Salt Lake County has taken a significant step for relief of jail overcrowding in its hiring of a "criminal justice coordinator" this week.
"We have discovered that a reduction in crime rates does not result in a corresponding reduction in jail population," County Mayor Peter Corroon said. "(The hire) will help us find feasible ways to handle the criminal justice system and the county's needs in this respect."
Ronald Gordon, an attorney, comes to the county after three years as director of the state sentencing commission. He started his new job Wednesday.
Gordon's hiring is a follow-up to a study, done last spring by California consultant Alan Kalmanoff, which recommended various ways to relieve jail overcrowding.
Ever since it opened in January 2000, Salt Lake County's Adult Detention Facility has been at or near capacity. Kalmanoff noted that bookings have not significantly increased over the years, but in the get-tough atmosphere of the times, sentences have doubled on average since 1997.

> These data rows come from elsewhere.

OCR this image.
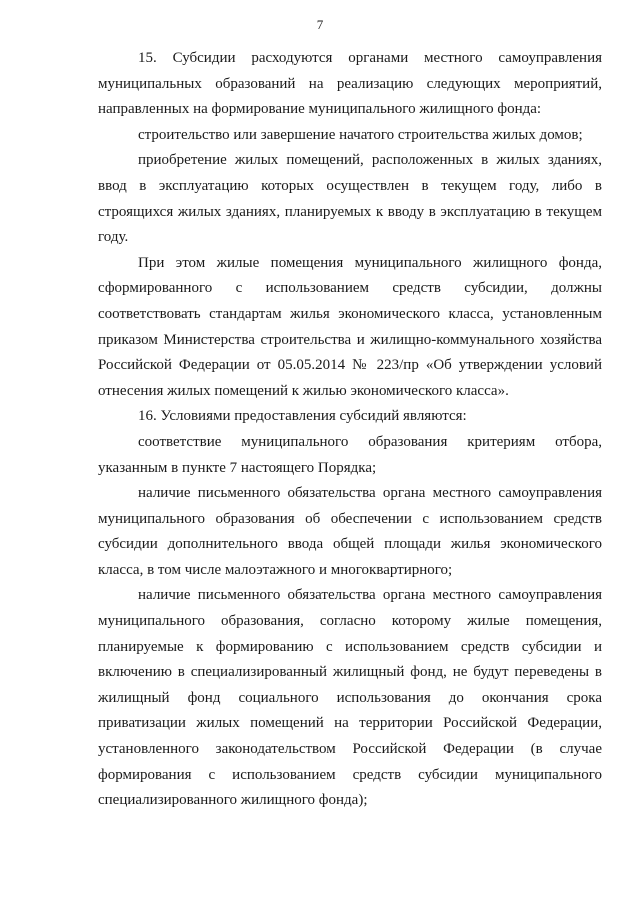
7

15. Субсидии расходуются органами местного самоуправления муниципальных образований на реализацию следующих мероприятий, направленных на формирование муниципального жилищного фонда:

строительство или завершение начатого строительства жилых домов;

приобретение жилых помещений, расположенных в жилых зданиях, ввод в эксплуатацию которых осуществлен в текущем году, либо в строящихся жилых зданиях, планируемых к вводу в эксплуатацию в текущем году.

При этом жилые помещения муниципального жилищного фонда, сформированного с использованием средств субсидии, должны соответствовать стандартам жилья экономического класса, установленным приказом Министерства строительства и жилищно-коммунального хозяйства Российской Федерации от 05.05.2014 № 223/пр «Об утверждении условий отнесения жилых помещений к жилью экономического класса».

16. Условиями предоставления субсидий являются:

соответствие муниципального образования критериям отбора, указанным в пункте 7 настоящего Порядка;

наличие письменного обязательства органа местного самоуправления муниципального образования об обеспечении с использованием средств субсидии дополнительного ввода общей площади жилья экономического класса, в том числе малоэтажного и многоквартирного;

наличие письменного обязательства органа местного самоуправления муниципального образования, согласно которому жилые помещения, планируемые к формированию с использованием средств субсидии и включению в специализированный жилищный фонд, не будут переведены в жилищный фонд социального использования до окончания срока приватизации жилых помещений на территории Российской Федерации, установленного законодательством Российской Федерации (в случае формирования с использованием средств субсидии муниципального специализированного жилищного фонда);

Among inmates at the county jail, Kalmanoff said, two-thirds are not dangerous and need not be incarcerated. "The jail should only be for people we're afraid of, not mad at."
With the study, "Salt Lake County is taking some important measures to address growing incarceration rates," Gordon said. "I hope to be part of the solution."
Among other ways to reduce jail population, Kalmanoff said justice court judges should sentence people to the custody of the sheriff, who then would have the option to put them in a work program, house arrest or whatever else he deems appropriate.
When Kalmanoff presented his conclusions last May, various government officials, while supportive, immediately pointed out various problems in implementing the study, primarily intergovernmental and interjurisdictional cooperation.
When he was on the County Commission in 1991, Salt Lake County Councilman Randy Horiuchi observed, a similar study was done, recommending similar things. The result?
"Here we are, a dozen years later, fighting the same dragons, trying to solve the same problems," Horiuchi said. "What will it take to get our arms around this thing?"
A frustrated Horiuchi recommended appointing "a special guy who has supernatural powers like the Flash, who has power to go in like a wild man and change everything."